The question of cleaning up the lake itself and other waterways remains unsettled.
The legal settlement, approved by the U.S. Department of Justice, calls for Ward Transformer and the other parties to hire a contractor to remove contaminated soil from the 11-acre industrial site near Raleigh-Durham International Airport.
The major contaminant is polychlorinated biphenyls, or PCBs, a class of toxic chemicals that were added to transformers as coolants until Congress banned them in 1979.
Ward handled PCB-laced oil drained from transformers in the 1960s and 1970s, leading to contamination of the site and nearby creeks.
Ward has claimed it couldn't afford to clean up the high levels of contamination, which the Environmental Protection Agency first discovered in the late 1970s. The contamination migrated downstream in the years since, a situation that The News & Observer of Raleigh reported on in July.

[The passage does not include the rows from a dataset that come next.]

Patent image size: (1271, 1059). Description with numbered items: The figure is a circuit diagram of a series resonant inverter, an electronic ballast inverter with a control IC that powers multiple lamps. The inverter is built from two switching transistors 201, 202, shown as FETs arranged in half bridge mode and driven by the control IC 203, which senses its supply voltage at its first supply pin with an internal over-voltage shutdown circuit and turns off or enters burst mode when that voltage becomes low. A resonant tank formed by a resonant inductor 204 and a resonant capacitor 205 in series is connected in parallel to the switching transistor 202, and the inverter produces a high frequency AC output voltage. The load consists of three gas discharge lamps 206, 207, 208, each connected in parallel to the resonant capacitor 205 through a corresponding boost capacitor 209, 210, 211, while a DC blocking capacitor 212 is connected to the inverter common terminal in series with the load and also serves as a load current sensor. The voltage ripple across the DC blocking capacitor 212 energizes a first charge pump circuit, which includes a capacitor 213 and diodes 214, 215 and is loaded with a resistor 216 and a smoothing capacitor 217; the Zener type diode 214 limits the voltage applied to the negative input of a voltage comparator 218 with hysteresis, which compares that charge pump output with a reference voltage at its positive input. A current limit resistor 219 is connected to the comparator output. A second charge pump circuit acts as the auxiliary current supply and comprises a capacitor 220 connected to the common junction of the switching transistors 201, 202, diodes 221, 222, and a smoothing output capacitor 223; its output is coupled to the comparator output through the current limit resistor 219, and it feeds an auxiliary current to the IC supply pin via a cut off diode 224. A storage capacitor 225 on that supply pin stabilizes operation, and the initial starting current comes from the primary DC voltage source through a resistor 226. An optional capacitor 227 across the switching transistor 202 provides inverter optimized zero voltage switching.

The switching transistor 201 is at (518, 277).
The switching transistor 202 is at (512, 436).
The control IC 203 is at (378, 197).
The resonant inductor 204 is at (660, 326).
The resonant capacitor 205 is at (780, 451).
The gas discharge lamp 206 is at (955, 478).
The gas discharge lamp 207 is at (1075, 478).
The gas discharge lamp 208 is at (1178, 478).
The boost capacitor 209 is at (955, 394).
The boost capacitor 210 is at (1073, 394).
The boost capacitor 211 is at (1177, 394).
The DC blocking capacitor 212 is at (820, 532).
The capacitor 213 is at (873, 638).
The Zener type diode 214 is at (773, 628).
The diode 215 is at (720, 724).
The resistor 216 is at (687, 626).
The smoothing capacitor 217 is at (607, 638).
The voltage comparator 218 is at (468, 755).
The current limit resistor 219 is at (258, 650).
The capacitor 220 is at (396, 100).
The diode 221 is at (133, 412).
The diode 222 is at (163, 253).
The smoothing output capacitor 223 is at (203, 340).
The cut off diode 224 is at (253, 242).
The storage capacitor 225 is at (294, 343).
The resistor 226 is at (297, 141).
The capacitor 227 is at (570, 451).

The agreement requires the companies to provide $5.4 million to cover the cleanup cost and repay about $725,000 of EPA's past costs. It does not specify the share that each will provide.
"The agreement is significant to EPA in that it gets the ball rolling ...," said Laura Niles, an EPA spokeswoman. "I know we are going to expedite our review to get work started. We understand that it is important to the community to get it cleaned up."
Three companies that took transformers to Ward for repair -- Progress Energy, Bassett Furniture Industries Inc. of Bassett, Va., and CONSOL Energy Inc. of Pittsburgh -- signed the agreement along with Ward Transformer and two Ward family companies, Reward Properties and Reward Statesville.